Fyuhh.... Benar. Aku memang masih perhitungan, aku masih belum ikhlas, aku masih memaksa masa lalu yang indah itu datang lagi saat ini.

Ikhlas, sebuah kata yang mudah diucapkan tapi tidak untuk dilakukan.

Teman, katakan padaku, bagaimana caranya agar aku ikhlas memaafkan kesalahan seseorang yang begitu dekat denganku?
Tag : uneg-uneg
29 Komentar untuk "Setengah dari Kesadaran dan Egoku"

bahwa mungkin kitapun pernah atau setidaknya juga bisa melakukan kesalahan yang sama
hanya saja saat ini, Allah menunjuk kita untuk berada dalam posisi yang harus memaafkan

jangan bilang nggak akan melakukan kesalahan itu, tapi semoga tak melakukan kesalahan itu
karena g ada yg tau ttg esok, ya kan?

Tuhan aja maha Pemaaf apalagi kita

makhluk yang lemah maka kita juga harus pemaaf

membaca catatan mu pagi ini seolah membuka lembaran terdalam dr bilik hatiku.....!!!

@mbak senja: duh maaf mbak kalau tulisan ku membuka kembali lembaran hatimu yang terdalam. sumpe mbak ini emang keluar dari hati saya, sesuai dengan apa yang saya rasakan selama ini

tergantung jenis kesalahannya apa...
mungkin lebih baik berdoa dulu, agar hati tenang dan jangan ketemu dulu dg ybs.

sulit memang untuk memaafkan, apalagi kita selalu punya harapan agar semuanya bisa kembali seperti dulu (walau tau itu ga mungkin). bangkitkan kenangan akan kebaikan orang yang telah membuat kita marah. pasti ada sisi baik dari orang tersebut.. dan ingat2lah kebaikannya terhadapa kita

mencoba melupakan saja apa kesalahannya, semua datang dari hati keiklashan mah ^____^

ya ampun,,,
sama ne alur ceritanya

lebih mulia memaafkan dari pada kita yang harus meminta maaf...ketulusan semestinya tetap menjadi sebuah jiwa...semangat ya...have a great day..^_^

Hm.......
low emng gak bisa memaafkan,,, ya udah jg maksain diri..

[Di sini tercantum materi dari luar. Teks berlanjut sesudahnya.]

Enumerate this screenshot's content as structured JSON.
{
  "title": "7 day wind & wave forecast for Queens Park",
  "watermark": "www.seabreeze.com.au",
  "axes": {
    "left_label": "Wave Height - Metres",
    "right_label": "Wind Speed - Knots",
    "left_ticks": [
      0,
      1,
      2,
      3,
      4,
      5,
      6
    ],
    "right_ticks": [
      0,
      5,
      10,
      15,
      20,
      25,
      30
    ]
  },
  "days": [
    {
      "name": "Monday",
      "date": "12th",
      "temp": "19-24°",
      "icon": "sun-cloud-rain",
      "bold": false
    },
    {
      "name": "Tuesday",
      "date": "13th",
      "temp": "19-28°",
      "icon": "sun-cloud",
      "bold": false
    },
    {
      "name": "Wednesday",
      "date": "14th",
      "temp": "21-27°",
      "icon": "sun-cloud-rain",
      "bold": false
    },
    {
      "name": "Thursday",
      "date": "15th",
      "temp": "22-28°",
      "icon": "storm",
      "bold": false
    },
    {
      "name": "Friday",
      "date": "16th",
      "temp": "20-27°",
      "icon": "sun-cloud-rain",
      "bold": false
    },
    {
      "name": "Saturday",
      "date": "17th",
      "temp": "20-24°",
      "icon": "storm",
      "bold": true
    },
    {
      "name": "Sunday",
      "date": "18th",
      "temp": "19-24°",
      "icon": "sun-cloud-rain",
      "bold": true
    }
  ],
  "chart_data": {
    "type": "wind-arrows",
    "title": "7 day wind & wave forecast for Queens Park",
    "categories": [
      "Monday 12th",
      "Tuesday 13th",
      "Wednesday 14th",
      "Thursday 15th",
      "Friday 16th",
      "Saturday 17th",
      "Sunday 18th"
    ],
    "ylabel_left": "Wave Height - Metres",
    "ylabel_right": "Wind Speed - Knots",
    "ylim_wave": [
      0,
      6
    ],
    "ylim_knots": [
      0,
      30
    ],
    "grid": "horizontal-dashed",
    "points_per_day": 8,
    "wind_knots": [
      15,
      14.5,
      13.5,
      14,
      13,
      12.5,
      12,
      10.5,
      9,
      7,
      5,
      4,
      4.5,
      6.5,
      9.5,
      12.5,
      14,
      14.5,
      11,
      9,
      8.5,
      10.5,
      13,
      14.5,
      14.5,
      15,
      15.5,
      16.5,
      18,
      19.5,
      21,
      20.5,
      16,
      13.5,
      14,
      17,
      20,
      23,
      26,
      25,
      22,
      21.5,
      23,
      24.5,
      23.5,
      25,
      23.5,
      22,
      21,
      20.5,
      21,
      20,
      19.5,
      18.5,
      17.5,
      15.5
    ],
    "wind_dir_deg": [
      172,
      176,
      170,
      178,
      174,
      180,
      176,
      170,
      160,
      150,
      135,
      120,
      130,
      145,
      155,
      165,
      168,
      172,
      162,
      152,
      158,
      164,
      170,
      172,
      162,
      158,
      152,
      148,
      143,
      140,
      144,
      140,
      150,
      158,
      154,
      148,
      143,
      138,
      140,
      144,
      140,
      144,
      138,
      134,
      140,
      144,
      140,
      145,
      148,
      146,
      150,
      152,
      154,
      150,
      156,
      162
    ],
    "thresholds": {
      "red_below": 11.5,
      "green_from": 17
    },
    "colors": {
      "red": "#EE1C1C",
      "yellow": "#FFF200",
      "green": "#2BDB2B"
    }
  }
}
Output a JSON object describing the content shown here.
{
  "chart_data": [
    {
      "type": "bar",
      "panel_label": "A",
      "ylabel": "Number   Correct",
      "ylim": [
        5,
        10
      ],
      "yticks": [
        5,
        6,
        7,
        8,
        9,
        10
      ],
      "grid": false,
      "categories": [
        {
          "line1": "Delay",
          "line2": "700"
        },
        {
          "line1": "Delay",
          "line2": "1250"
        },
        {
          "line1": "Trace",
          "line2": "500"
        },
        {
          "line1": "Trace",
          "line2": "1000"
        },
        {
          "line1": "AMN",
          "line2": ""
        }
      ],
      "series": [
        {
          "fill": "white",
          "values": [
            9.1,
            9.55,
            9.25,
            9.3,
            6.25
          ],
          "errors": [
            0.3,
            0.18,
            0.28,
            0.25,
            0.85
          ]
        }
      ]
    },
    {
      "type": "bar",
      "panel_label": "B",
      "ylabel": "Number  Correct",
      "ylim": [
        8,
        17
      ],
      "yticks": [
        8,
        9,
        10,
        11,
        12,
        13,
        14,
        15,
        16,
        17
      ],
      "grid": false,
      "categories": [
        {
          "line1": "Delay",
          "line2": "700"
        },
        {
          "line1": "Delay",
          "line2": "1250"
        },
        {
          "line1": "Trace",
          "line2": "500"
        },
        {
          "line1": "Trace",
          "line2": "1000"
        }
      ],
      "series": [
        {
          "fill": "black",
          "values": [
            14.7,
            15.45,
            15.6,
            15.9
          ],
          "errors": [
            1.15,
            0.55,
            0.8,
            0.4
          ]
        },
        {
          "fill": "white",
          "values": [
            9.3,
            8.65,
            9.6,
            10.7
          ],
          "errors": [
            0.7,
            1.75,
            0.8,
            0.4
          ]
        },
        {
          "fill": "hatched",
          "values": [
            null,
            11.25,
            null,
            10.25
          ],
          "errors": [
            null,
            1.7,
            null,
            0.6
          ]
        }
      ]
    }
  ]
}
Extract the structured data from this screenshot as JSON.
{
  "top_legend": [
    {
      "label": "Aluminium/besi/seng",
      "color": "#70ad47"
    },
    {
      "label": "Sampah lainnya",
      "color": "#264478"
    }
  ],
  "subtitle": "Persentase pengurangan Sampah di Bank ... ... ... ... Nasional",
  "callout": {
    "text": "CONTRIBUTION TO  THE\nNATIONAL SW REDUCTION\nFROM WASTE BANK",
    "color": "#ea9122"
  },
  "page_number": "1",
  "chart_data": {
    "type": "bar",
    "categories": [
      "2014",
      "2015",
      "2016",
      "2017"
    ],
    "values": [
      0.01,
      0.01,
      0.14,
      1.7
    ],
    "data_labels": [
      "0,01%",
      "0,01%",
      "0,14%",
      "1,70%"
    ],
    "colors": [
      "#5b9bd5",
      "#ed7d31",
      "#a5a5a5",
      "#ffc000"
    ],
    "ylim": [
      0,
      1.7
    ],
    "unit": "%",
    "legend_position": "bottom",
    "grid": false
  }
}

seperti paku yang dicabut dari kayu, meski sudah tidak tertancap lagi tapi bekasnya masih ada.. seperti itukan keadaanya?..

so, itu bukan kesalahan kamu, buat gak bisa maafin dia yang udah nyakitin km..

tp, saran saya, "kamu adalah hatimu", jika hatimu kayu, ya seperti itulah km...
tp, jika hatimu air jernih yg mengalir.. maka kesalahan2 orang lain atau bekas2 luka yang ditinggalkan orang lain dihatimu, akan hanyut bergitu saja n gak kan da 1 orangpun yang dirugikan....

sory kepanjangan... he.. ^_^
moga aja nyampe maksudnya....
^_^ ^_^

pernah kentut? kentut adalah salah satu pelajaran untuk ikhlas. biarlah orang yang mendapatkan kentut yg memberikan reaksi kepada kita dan menunjukkan kepada kita betapa ikhlasnya kita melepas kentut itu.. hehe

berdoa
berikan yang terbaik
moga dapat pahala

Memaafkan memang tak mudah... tapi jika kita berhasil melakukannya emang terasa ringan di hati.

Ego.. seringkali juga menguasai hatiku, tapi jika dibiarkan terus menerus akan mengganggu juga ya mbak.

untuk bisa iklas jawabannya hanya kamu yg tahu.. orang lain hanya bisa memberi saran ... tapi sejatinya kamu dan Tuhan yang paling tahu apa yg harus dilakukan..

untuk bisa iklas jawabannya hanya kamu yg tahu.. orang lain hanya bisa memberi saran ... tapi sejatinya kamu dan Tuhan yang paling tahu apa yg harus dilakukan..

memang sulit utk ikhlas memaafkan, cobalah tuk "memaklumi" dulu kesalahannya gak perlu memaksakan diri tuk memaafkan karena melupakan kesalahan "fatal" seseorang itu tidak mungkin :)

lupakan saja keslahan orang terdekatmu..
meskipun itu sulit tp cepat atau lambat akan menghilang...

yah kalau nanya ama adik ipar si, bawa pentungan ajah :D *jawaban adik yang dodol* huihihihih...

Kalau adik ipar sih, mending tanya ama hati terkecil, InsyaALlah di sana ada jawabannya :) kalau adik ipar menyarankan, takutnya malaha dik ipar ini cakap tak serupa buat. :)

Ingatlah kebaikan dan kebahagian yang Mbak rsakan sama bliau... Insya Allah Ikhlas akan muncul dengan sendirinya,, :)

yap ikhlas tuh mang susah, biar bisa memaafkan ya lihat kedepan aja jangan nengok masa lalu.... jangan jalan mundur terus biar cepet sampe tujuan :)

Ya mungkin dengan memahami kalo mausia itu serba terbatas dan terikat dengan yang Maha 'atas'..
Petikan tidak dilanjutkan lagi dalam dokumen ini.